Projection-free Algorithms for Online Convex Optimization with Adversarial Constraints
This work addresses computational efficiency in online learning for constrained optimization, offering incremental improvements over existing projection-free methods.
The paper tackles the problem of online convex optimization with adversarial constraints by proposing a projection-free algorithm that uses a single linear program call per round, achieving improved bounds of O~(T^{3/4}) for both regret and cumulative constraint violation.
We study a generalization of the Online Convex Optimization (OCO) framework with time-varying adversarial constraints. In this problem, after selecting a feasible action from the convex decision set $X,$ a convex constraint function is revealed alongside the cost function in each round. Our goal is to design a computationally efficient learning policy that achieves a small regret with respect to the cost functions and a small cumulative constraint violation (CCV) with respect to the constraint functions over a horizon of length $T$. It is well-known that the projection step constitutes the major computational bottleneck of the standard OCO algorithms.
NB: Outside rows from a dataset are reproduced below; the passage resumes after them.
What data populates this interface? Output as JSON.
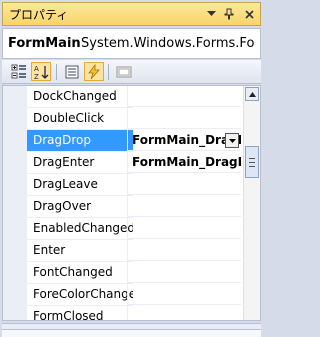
{
  "panel": {
    "title": "プロパティ",
    "object_name": "FormMain",
    "object_type": "System.Windows.Forms.Fo"
  },
  "title_buttons": {
    "dropdown_icon": "chevron-down-icon",
    "pin_icon": "pin-icon",
    "close_icon": "close-icon"
  },
  "toolbar": {
    "buttons": [
      {
        "name": "categorized-button",
        "icon": "categorized-icon"
      },
      {
        "name": "alphabetical-button",
        "icon": "sort-az-icon"
      },
      {
        "name": "properties-button",
        "icon": "properties-list-icon"
      },
      {
        "name": "events-button",
        "icon": "lightning-icon",
        "active": true
      },
      {
        "name": "property-pages-button",
        "icon": "property-pages-icon"
      }
    ]
  },
  "grid": {
    "rows": [
      {
        "name": "DockChanged",
        "value": ""
      },
      {
        "name": "DoubleClick",
        "value": ""
      },
      {
        "name": "DragDrop",
        "value": "FormMain_DragDrop",
        "selected": true
      },
      {
        "name": "DragEnter",
        "value": "FormMain_DragEnter"
      },
      {
        "name": "DragLeave",
        "value": ""
      },
      {
        "name": "DragOver",
        "value": ""
      },
      {
        "name": "EnabledChanged",
        "value": ""
      },
      {
        "name": "Enter",
        "value": ""
      },
      {
        "name": "FontChanged",
        "value": ""
      },
      {
        "name": "ForeColorChanged",
        "value": ""
      },
      {
        "name": "FormClosed",
        "value": ""
      }
    ]
  },
  "colors": {
    "selection": "#3399ff",
    "title_bar": "#fde79a",
    "active_button": "#fbe3a2"
  }
}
However, for many structured decision sets, linear functions can be efficiently optimized over the decision set. We propose a *projection-free* online policy which makes a single call to a Linear Program (LP) solver per round. Our method outperforms state-of-the-art projection-free online algorithms with adversarial constraints, achieving improved bounds of $\tilde{O}(T^{\frac{3}{4}})$ for both regret and CCV. The proposed algorithm is conceptually simple - it first constructs a surrogate cost function as a non-negative linear combination of the cost and constraint functions. Then, it passes the surrogate costs to a new, adaptive version of the online conditional gradient subroutine, which we propose in this paper.